The more conservative hierarchy in the United States is regarded by some of Francis’ allies as dangerously rebellious, accused of tolerating a spirit of rupture on the right. And after all of Benedict’s efforts to reconcile the church’s traditionalists with Vatican II, to create space for the Latin Mass within the modern church, Francis has re-imposed stark restrictions on its celebration, deliberately pushing traditionalists back toward schism.

Under these pressures, the vision of continuity and stability that Benedict championed is being pulled apart from both sides — from the left by the idea of Vatican II as a continuing revolution, a council whose work will never end, and from the right by a mixture of pessimism and paranoia, an very un-conservative alienation from papal authority whose endpoint is difficult to foresee.

One can make an argument, as pious Catholics sometimes do, that the operation of the Holy Spirit means that the biggest decisions in the church — like the election of a new pope, or presumably a papal resignation — are all straightforward expressions of God’s will. In the case of Benedict’s resignation and its aftermath — with the apparent undoing of his work, the return of Catholic civil war — such an argument might suggest that all his labors only suppressed divisions that needed to be publicly expressed, that the current threats of schism are simply part of a process the church needs to pass through to find unity and confidence again.

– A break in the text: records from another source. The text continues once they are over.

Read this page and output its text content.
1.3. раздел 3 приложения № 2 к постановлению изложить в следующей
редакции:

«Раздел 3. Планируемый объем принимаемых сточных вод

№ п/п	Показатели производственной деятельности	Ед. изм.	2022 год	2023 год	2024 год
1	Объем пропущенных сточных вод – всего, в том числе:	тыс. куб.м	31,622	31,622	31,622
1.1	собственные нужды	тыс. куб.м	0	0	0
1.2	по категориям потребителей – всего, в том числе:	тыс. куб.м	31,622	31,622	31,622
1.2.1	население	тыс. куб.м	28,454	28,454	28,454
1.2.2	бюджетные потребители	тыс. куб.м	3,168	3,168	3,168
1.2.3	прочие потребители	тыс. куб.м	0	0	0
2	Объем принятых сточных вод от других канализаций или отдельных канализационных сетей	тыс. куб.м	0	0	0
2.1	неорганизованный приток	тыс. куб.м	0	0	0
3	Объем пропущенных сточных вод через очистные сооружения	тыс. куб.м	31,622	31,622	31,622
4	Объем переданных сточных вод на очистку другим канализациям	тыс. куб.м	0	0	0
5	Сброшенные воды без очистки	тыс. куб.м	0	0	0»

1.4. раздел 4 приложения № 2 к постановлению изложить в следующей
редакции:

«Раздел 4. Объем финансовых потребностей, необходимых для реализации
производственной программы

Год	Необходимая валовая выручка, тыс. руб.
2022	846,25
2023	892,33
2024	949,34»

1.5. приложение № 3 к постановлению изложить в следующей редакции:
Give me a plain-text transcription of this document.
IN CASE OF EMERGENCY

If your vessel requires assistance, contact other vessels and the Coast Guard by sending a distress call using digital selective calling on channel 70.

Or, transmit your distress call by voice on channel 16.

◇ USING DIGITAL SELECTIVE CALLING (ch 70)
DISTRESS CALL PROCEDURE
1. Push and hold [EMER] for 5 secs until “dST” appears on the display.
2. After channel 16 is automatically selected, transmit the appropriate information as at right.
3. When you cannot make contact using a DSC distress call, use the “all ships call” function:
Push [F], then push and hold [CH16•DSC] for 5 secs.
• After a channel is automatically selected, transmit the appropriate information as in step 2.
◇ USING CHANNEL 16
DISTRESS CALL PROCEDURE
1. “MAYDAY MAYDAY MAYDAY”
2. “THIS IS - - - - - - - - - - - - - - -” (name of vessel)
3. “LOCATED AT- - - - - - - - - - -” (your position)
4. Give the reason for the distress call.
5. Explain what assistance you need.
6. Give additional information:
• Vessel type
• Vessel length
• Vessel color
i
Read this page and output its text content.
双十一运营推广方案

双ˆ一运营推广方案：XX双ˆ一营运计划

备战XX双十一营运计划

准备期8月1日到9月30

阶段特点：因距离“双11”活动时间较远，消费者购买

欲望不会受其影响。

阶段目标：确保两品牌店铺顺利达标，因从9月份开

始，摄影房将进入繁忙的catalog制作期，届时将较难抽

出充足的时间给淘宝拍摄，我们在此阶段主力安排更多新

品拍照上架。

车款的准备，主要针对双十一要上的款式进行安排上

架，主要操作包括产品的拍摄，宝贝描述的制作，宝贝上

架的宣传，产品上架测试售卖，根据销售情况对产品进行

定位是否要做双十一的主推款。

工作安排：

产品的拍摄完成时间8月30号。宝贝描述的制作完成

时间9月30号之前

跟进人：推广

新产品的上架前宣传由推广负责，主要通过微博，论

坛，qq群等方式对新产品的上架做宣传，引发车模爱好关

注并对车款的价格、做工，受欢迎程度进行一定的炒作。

But Benedict himself was doubtful of this kind of piety. While he was still a cardinal, he told an interviewer that the Holy Spirit could not be said to simply pick each pontiff, since “there are too many contrary instances of popes the Holy Spirit obviously would not have picked.” Rather, God supplies a more limited protection, a guarantee that, as Benedict phrased it, “the thing cannot be totally ruined,” which does not preclude terrible mistakes.

It seems very hard for any admirer of Benedict to look at the events that followed his resignation and see a vindication of his decision to retire, a simple working out of the Holy Spirit’s will.